2. Unsolved problems are specific and often predictable
Taking out all judgmental comments like “he’s disrespectful” or “a problem kid”, Greene reminds us that labels don’t help solve the problem. Identifying the problem lets you begin to talk about a solution. “He gets upset in the morning when told he needs to dress for school” is more helpful and carries much more information than “he threw a tantrum in the morning.”
Because there might be many unsolved problems, it’s important to prioritize and address the top concerns. A problem is solved only when the child can act adaptively and consistently in a situation that was challenging before.
3. Lagging skills
Kids often lack skills to cope in situations that are challenging for them. They need to develop skills that help them which they can call upon on their own. When a child finds themselves in situations where they have difficulty coping, that’s when they can present challenging behavior.
4. Know which plan you are using: Plan A, Plan B or Plan C
Plan A is when adults impose their will: “Do this, or else…” It’s usually not effective and sometimes makes things worse. Plan C is “let the behavior go for now.” This may be preferable, if the unsolved problem is not as critical as another you are trying to address. In other words, pick your battles.
As plan C is seen to be permissive for some, the key to Plan C is to address the problem when the time comes using Plan B. Plan B is the problem-solving piece, the most desirable approach, the “ounce of prevention” piece.
The worst time to try to use Plan B is in the heat of the moment, when the child is not ready to learn or talk things through. It involves sitting down with the child when he is calm and really talking. It includes empathy with the child, putting adult concerns on the table, collaborating for solutions, and revisiting the agreed-upon solution for effectiveness.
The Empathy Step
This step helps us figure out the root causes and might take a long time, especially for kids who have difficulty talking. But it’s the most important part because it’s information gathering, mining for nuggets that would shed light on the root causes of challenging student behaviour.
This step cannot be overlooked. Also, it might take several sessions without ever getting to the problem-solving step, staying in the empathy step until you really have a handle on the root cause of a particular challenging behavior.
This is the next step of Plan B. While empathy with the child is the first step, getting the child to acknowledge both sides honors his own capacity for empathy. “As the adult, I’m concerned about the safety of …” or “I find it difficult to concentrate on teaching when …”
When both sides are put forth and understood by both parties, an invitation to collaborate on a solution is offered. This means that the child and adult come up with solutions together. Because it is collaborative and not adult-imposed will, the child has more buy-in. “Together, can we come up with a way that we can …”
When a solution is agreed upon, it must be tried and documented. If it didn’t work, then coming back to the table and tweaking would be in order. If it did, we are looking for consistency. So if the child can act adaptively in the same situation over many occurrences, we can say that the problem is solved. Then on to the next one in priority.

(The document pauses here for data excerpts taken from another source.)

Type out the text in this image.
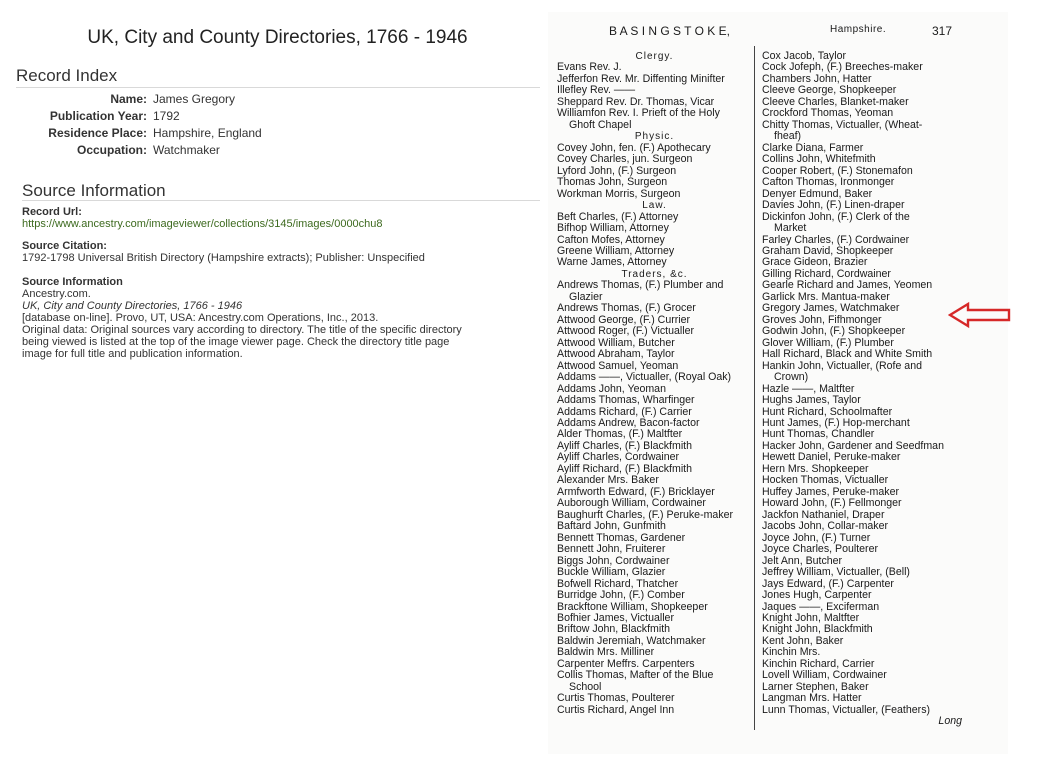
UK, City and County Directories, 1766 - 1946
Record Index
Name: James Gregory
Publication Year: 1792
Residence Place: Hampshire, England
Occupation: Watchmaker
Source Information
Record Url:
https://www.ancestry.com/imageviewer/collections/3145/images/0000chu8
Source Citation:
1792-1798 Universal British Directory (Hampshire extracts); Publisher: Unspecified
Source Information
Ancestry.com.
UK, City and County Directories, 1766 - 1946
[database on-line]. Provo, UT, USA: Ancestry.com Operations, Inc., 2013.
Original data: Original sources vary according to directory. The title of the specific directory
being viewed is listed at the top of the image viewer page. Check the directory title page
image for full title and publication information.
B A S I N G S T O K E,	Hampshire.	317
Clergy.
Evans Rev. J.
Jefferfon Rev. Mr. Diffenting Minifter
Illefley Rev. ——
Sheppard Rev. Dr. Thomas, Vicar
Williamfon Rev. I. Prieft of the Holy
Ghoft Chapel
Physic.
Covey John, fen. (F.) Apothecary
Covey Charles, jun. Surgeon
Lyford John, (F.) Surgeon
Thomas John, Surgeon
Workman Morris, Surgeon
Law.
Beft Charles, (F.) Attorney
Bifhop William, Attorney
Cafton Mofes, Attorney
Greene William, Attorney
Warne James, Attorney
Traders, &c.
Andrews Thomas, (F.) Plumber and
Glazier
Andrews Thomas, (F.) Grocer
Attwood George, (F.) Currier
Attwood Roger, (F.) Victualler
Attwood William, Butcher
Attwood Abraham, Taylor
Attwood Samuel, Yeoman
Addams ——, Victualler, (Royal Oak)
Addams John, Yeoman
Addams Thomas, Wharfinger
Addams Richard, (F.) Carrier
Addams Andrew, Bacon-factor
Alder Thomas, (F.) Maltfter
Ayliff Charles, (F.) Blackfmith
Ayliff Charles, Cordwainer
Ayliff Richard, (F.) Blackfmith
Alexander Mrs. Baker
Armfworth Edward, (F.) Bricklayer
Auborough William, Cordwainer
Baughurft Charles, (F.) Peruke-maker
Baftard John, Gunfmith
Bennett Thomas, Gardener
Bennett John, Fruiterer
Biggs John, Cordwainer
Buckle William, Glazier
Bofwell Richard, Thatcher
Burridge John, (F.) Comber
Brackftone William, Shopkeeper
Bofhier James, Victualler
Briftow John, Blackfmith
Baldwin Jeremiah, Watchmaker
Baldwin Mrs. Milliner
Carpenter Meffrs. Carpenters
Collis Thomas, Mafter of the Blue
School
Curtis Thomas, Poulterer
Curtis Richard, Angel Inn
Cox Jacob, Taylor
Cock Jofeph, (F.) Breeches-maker
Chambers John, Hatter
Cleeve George, Shopkeeper
Cleeve Charles, Blanket-maker
Crockford Thomas, Yeoman
Chitty Thomas, Victualler, (Wheat-
fheaf)
Clarke Diana, Farmer
Collins John, Whitefmith
Cooper Robert, (F.) Stonemafon
Cafton Thomas, Ironmonger
Denyer Edmund, Baker
Davies John, (F.) Linen-draper
Dickinfon John, (F.) Clerk of the
Market
Farley Charles, (F.) Cordwainer
Graham David, Shopkeeper
Grace Gideon, Brazier
Gilling Richard, Cordwainer
Gearle Richard and James, Yeomen
Garlick Mrs. Mantua-maker
Gregory James, Watchmaker
Groves John, Fifhmonger
Godwin John, (F.) Shopkeeper
Glover William, (F.) Plumber
Hall Richard, Black and White Smith
Hankin John, Victualler, (Rofe and
Crown)
Hazle ——, Maltfter
Hughs James, Taylor
Hunt Richard, Schoolmafter
Hunt James, (F.) Hop-merchant
Hunt Thomas, Chandler
Hacker John, Gardener and Seedfman
Hewett Daniel, Peruke-maker
Hern Mrs. Shopkeeper
Hocken Thomas, Victualler
Huffey James, Peruke-maker
Howard John, (F.) Fellmonger
Jackfon Nathaniel, Draper
Jacobs John, Collar-maker
Joyce John, (F.) Turner
Joyce Charles, Poulterer
Jelt Ann, Butcher
Jeffrey William, Victualler, (Bell)
Jays Edward, (F.) Carpenter
Jones Hugh, Carpenter
Jaques ——, Exciferman
Knight John, Maltfter
Knight John, Blackfmith
Kent John, Baker
Kinchin Mrs.
Kinchin Richard, Carrier
Lovell William, Cordwainer
Larner Stephen, Baker
Langman Mrs. Hatter
Lunn Thomas, Victualler, (Feathers)
Long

The first thing that we learned about overcoming challenging student behaviour is to figure out how the child learns. If that involves technology, then it’s a viable strategy worth pursuing.
Where technology is not an option, at the very least there is an imperative paradigm shift from kids do well if they want to to kids do well if they can. In other words, changing from punishing and coercion to bend students to our adult will, to teaching enduring skills that are lasting, life-changing, and more importantly self-imposed. Training needs to be done on this, since it counteracts well-engrained methods in school use today.